Pfizer anuncia que resultado final do teste clínico da vacina mostra eficácia de 95%

Pfizer vai solicitar a autorização de comercialização dentro de alguns dias à Administração de Alimentos e Medicamentos (FDA) dos Estados Unidos

A vacina desenvolvida pela aliança Pfizer/BioNTech tem uma eficácia de 95% na prevenção da covid-19, de acordo com os resultados finais completos do teste clínico em larga escala, anunciaram as duas empresas num comunicado conjunto divulgado nesta quarta-feira.

"Os resultados do estudo marcam um passo importante nesta jornada histórica de oito meses para apresentar uma vacina capaz de ajudar a acabar com esta pandemia devastadora", afirmou Albert Bourla, CEO da Pfizer.

Esta notícia surge uma semana depois de a gigante farmacêutica norte-americana ter anunciado os resultados preliminares da fase final dos testes clínicos, que mostravam que a vacina que desenvolveu com juntamente com a alemã BioNTech apresentava mais de 90% de eficácia após a segunda dose.

A empresa solicitará a autorização de comercialização dentro de alguns dias à Administração de Alimentos e Medicamentos (FDA) dos Estados Unidos. "Estamos muito perto de solicitar uma autorização de utilização de emergência", disse Bourla.

A Pfizer já tinha anunciado que espera entrar em contacto com a FDA, a autoridade de segurança alimentar e de medicamentos nos EUA, para solicitar uma autorização de utilização de emergência até à terceira semana de novembro, o que significa que o anúncio pode demorar alguns dias.

O FDA impôs aos fabricantes de vacinas covid-19 a exigência de pelo menos dois meses de acompanhamento com voluntários após a segunda dose, tomada 28 dias após a primeira, para garantir que os medicamentos sejam seguros.

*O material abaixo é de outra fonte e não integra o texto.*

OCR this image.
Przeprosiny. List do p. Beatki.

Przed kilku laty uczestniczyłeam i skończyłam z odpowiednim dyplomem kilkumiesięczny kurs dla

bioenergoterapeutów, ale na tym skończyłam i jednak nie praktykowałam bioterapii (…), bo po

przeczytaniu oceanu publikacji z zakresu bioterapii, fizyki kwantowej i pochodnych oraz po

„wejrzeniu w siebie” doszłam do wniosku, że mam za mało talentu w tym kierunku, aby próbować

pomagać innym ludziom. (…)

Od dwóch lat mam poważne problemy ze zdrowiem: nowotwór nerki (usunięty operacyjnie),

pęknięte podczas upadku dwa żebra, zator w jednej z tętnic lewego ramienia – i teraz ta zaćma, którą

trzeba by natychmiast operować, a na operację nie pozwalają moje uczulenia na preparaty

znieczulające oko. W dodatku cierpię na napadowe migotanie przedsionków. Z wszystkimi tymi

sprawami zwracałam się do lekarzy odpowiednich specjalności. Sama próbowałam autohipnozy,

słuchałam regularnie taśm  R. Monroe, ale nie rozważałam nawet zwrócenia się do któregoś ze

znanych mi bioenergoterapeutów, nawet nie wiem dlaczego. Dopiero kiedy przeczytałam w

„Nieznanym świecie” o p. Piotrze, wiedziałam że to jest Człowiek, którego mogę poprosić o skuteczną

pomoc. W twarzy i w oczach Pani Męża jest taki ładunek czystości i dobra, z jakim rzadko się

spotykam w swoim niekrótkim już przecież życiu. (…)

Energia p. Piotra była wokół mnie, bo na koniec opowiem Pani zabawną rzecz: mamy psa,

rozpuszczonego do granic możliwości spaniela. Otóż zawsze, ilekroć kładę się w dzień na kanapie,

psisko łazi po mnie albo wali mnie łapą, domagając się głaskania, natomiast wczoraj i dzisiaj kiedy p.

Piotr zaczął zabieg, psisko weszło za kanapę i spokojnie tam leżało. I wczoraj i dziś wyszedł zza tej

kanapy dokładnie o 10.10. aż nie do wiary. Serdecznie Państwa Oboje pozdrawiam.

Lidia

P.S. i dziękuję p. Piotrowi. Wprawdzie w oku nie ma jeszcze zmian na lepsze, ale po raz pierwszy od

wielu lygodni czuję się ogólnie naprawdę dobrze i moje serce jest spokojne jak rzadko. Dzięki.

Vacina da Moderna com quase 95% de eficácia

Na segunda-feira, a Moderna e o Instituto Nacional de Saúde dos Estados Unidos anunciaram resultados preliminares semelhantes em relação ao ensaios clínicos da vacina que estão a desenvolver, referindo que o fármaco foi quase 95% eficaz contra a infeção pelo novo coronavírus.

Ambos usam a tecnologia de mRNA (ácido ribonucleico mensageiro) para entregar material genético ao corpo que faz com que as células humanas criem uma proteína a partir do vírus.

Isso treina o sistema imunológico para estar pronto para atacar caso detete o SARS-CoV-2, responsável pela covid-19.

Haverá doses suficientes para imunizar 20 milhões de norte-americanos em dezembro

Outras vacinas que estão na fase final de ensaios clínicos, como a que está a ser desenvolvida pela Johnson & Johnson e outra pela Universidade de Oxford, em parceria com a AstraZeneca, usam vírus modificados para fornecer material genético para o mesmo propósito.

Nenhuma vacina de mRNA foi aprovada, mas Anthony Fauci, o principal cientista de doenças infecciosas dos Estados Unidos, disse à AFP na terça-feira que a tecnologia agora "estabeleceu-se".

Bourla disse ao site de notícias de saúde Stat que estava aliviado pelo sucesso de outra vacina e esperava que muitos mais entrassem na corrida porque a necessidade global é terrível.

A Moderna disse que espera candidatar-se a uma autorização de ultilização de emergência até 25 de novembro.

Depois da solicitação das empresas, estas autorizações especiais podem ser aprovadas no espaço de semanas.

Moncef Slaoui, chefe da Operação Warp Speed ​​do governo dos EUA para o desenvolvimento de vacinas e tratamento, disse que espera a aprovação na primeira quinzena de dezembro.

Como as empresas financiadas pelo governo já fabricam as suas doses antes da aprovação, Slaoui diz que haverá o suficiente entre a Pfizer e a Moderna para imunizar 20 milhões de norte-americanos em dezembro.